The studies available on EU funds have mainly been focused on their implementation by country (Nigohosyan & Vutsova, 2017), by region (Iribas & Pavia, 2010), or even by program (Andrade, 2016). The previous studies focus on the different levels of investments made or on their percentage use in local projects (De Iuliis, 2016). Despite the prolific methods available to perform the evaluation of ESIF, predictive analytics has not yet been applied in this context.

In this framework, this work aims at proposing a broader and higher perspective regarding the use of predictive analysis. Towards this end, the analysis performed herein is done by trying to predict the total investment that will occur during the implementation of the next programming period of 2021–2027, according to the data available for the previous programming period of 2014–2020. Therefore, the purpose is to predict the total amount that will be devoted to each fund based on the difference between the total investment funds spent and the total amount planned, for each fund, i.e., ERDF, ESF, Youth Employment Initiative (YEI), CF, European Agricultural Fund for Rural Development (EAFRD), and European Maritime and Fisheries Fund (EMFF).

An artificial intelligence tool has been used, specifically the Rapidminer, to test the best prediction model for each ESIF. In this way, it will be possible to anticipate the amount that should be assigned, thus decreasing the difference between the amount spent and planned.

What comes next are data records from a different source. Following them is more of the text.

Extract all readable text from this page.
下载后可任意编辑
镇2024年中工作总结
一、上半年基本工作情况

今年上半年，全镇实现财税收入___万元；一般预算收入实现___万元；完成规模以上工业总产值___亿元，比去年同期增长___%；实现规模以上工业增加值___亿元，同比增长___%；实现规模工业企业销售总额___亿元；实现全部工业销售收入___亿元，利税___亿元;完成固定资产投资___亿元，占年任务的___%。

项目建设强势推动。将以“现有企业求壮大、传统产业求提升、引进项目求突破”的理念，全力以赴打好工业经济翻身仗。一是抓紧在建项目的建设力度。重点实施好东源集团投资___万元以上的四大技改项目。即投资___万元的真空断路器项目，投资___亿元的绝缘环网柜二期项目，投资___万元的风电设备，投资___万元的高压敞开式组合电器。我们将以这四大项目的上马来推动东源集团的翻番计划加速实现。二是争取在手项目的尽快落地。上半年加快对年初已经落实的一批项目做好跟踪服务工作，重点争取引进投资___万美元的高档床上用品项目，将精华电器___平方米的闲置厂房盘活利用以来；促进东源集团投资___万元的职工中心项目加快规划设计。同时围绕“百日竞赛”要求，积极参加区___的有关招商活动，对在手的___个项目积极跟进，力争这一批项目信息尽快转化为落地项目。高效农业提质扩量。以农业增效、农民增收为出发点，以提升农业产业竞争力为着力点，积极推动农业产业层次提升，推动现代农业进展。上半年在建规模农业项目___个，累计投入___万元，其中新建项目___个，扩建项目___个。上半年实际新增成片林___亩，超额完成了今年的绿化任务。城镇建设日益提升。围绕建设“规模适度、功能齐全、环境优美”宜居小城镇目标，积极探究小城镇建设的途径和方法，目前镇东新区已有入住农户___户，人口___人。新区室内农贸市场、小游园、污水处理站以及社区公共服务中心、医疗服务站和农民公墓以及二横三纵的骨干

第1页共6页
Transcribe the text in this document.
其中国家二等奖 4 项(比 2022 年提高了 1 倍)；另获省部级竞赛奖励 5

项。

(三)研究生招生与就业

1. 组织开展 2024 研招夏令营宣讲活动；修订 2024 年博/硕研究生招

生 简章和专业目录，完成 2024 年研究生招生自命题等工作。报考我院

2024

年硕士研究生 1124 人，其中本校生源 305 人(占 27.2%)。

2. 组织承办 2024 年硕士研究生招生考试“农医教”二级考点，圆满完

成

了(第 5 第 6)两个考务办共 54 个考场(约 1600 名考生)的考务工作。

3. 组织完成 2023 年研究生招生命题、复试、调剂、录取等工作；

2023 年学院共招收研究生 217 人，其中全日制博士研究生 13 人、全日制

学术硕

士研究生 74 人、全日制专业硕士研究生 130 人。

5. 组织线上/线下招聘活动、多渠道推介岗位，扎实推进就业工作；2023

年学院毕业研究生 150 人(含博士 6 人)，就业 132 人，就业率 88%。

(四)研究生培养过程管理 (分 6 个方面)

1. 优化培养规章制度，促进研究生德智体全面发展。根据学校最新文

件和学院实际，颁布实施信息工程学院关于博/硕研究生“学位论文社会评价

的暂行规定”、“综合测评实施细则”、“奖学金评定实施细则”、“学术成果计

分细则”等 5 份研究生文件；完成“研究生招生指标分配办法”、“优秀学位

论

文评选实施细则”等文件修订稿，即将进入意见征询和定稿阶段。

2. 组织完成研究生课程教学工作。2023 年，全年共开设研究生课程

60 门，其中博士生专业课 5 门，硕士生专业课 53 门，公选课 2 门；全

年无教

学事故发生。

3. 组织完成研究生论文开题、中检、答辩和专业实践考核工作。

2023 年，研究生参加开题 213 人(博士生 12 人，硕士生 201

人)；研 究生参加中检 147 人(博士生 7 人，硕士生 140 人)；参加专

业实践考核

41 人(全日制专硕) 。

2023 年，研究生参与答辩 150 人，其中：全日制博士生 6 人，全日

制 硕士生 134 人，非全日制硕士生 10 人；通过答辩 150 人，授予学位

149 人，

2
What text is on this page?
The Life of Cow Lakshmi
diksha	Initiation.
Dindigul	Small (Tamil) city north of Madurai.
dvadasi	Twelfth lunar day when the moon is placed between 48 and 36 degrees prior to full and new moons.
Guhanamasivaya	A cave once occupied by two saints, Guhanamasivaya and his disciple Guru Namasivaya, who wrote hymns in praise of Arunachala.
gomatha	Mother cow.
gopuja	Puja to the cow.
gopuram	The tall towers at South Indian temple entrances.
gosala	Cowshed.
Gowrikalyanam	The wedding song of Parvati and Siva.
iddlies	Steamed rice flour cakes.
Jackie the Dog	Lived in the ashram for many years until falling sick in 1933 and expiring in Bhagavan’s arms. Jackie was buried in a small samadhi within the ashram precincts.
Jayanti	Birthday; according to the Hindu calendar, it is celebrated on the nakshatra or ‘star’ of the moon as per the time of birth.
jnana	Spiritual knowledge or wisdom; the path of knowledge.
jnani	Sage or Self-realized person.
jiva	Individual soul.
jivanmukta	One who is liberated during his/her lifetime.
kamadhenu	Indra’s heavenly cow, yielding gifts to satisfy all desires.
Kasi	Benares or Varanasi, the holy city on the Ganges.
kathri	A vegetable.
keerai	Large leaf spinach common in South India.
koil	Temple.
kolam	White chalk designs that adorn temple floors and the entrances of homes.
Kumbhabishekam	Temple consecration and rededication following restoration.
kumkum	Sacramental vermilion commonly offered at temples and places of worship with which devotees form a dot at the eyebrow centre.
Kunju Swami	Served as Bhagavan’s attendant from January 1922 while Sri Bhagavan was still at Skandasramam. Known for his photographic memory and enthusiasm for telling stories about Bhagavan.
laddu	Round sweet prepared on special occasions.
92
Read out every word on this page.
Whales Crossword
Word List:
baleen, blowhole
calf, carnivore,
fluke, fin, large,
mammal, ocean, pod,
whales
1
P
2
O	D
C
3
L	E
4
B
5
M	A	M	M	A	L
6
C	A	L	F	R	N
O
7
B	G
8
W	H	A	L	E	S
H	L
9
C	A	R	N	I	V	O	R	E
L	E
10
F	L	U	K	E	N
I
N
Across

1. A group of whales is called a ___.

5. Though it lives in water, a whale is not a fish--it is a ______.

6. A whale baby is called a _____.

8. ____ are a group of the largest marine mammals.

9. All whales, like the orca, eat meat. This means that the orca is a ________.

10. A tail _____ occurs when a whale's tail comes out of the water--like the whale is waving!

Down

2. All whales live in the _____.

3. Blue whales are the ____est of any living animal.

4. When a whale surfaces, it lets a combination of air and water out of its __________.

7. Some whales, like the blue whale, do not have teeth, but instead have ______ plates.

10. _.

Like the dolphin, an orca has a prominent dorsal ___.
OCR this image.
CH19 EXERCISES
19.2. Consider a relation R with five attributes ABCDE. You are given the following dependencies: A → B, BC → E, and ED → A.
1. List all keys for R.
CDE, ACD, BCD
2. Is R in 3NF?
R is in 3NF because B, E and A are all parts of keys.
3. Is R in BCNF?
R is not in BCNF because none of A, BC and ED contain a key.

This paper is structured as follows. Section 2 delivers the literature review on the subject. Section 3 briefly goes through the main underpinning assumptions of the methodology employed. Section 4 provides the description of the implementation of the models. The discussion of results is given in Sect. 5. Finally, conclusions are drawn, highlighting the main limitations found and future work developments.

2 Literature Review

Several authors underline the relevance and contribution of big data analytics and the use of machine learning in predictive analytics, reinforcing the role and contribution of decision-making based on business environments (Lismont et al., 2017; Meyer et al., 2019; Psarras, et al., 2020). Quite important also is the methodology and all the processes to achieve the results. Ge et al. (2017), describe all the required processes for extracting the dataset from the database, namely the analysis of the metadata for data preparation and exploration. Only after the dataset identification and preparation, the regression model is selected to perform the analysis. Several hypotheses could be extracted from the application of the different regression methods. In this context, Linear Regression, Support Vector Regression (SVR), Artificial Neural Network (ANN), k-Nearest, Neighbors (k-NN), and M5 model tree are some of the regression models used according to the main goal, which could be employed to model the relationship between the dependent and independent variables. Each model has its own merits and demerits. If the main concern is to maintain the error framed to a short interval, the SVR should be used (Hotzlast, 2022). Although the CRISP-DM is not new, it is a model quite tested and serves as the main structure for the data science process.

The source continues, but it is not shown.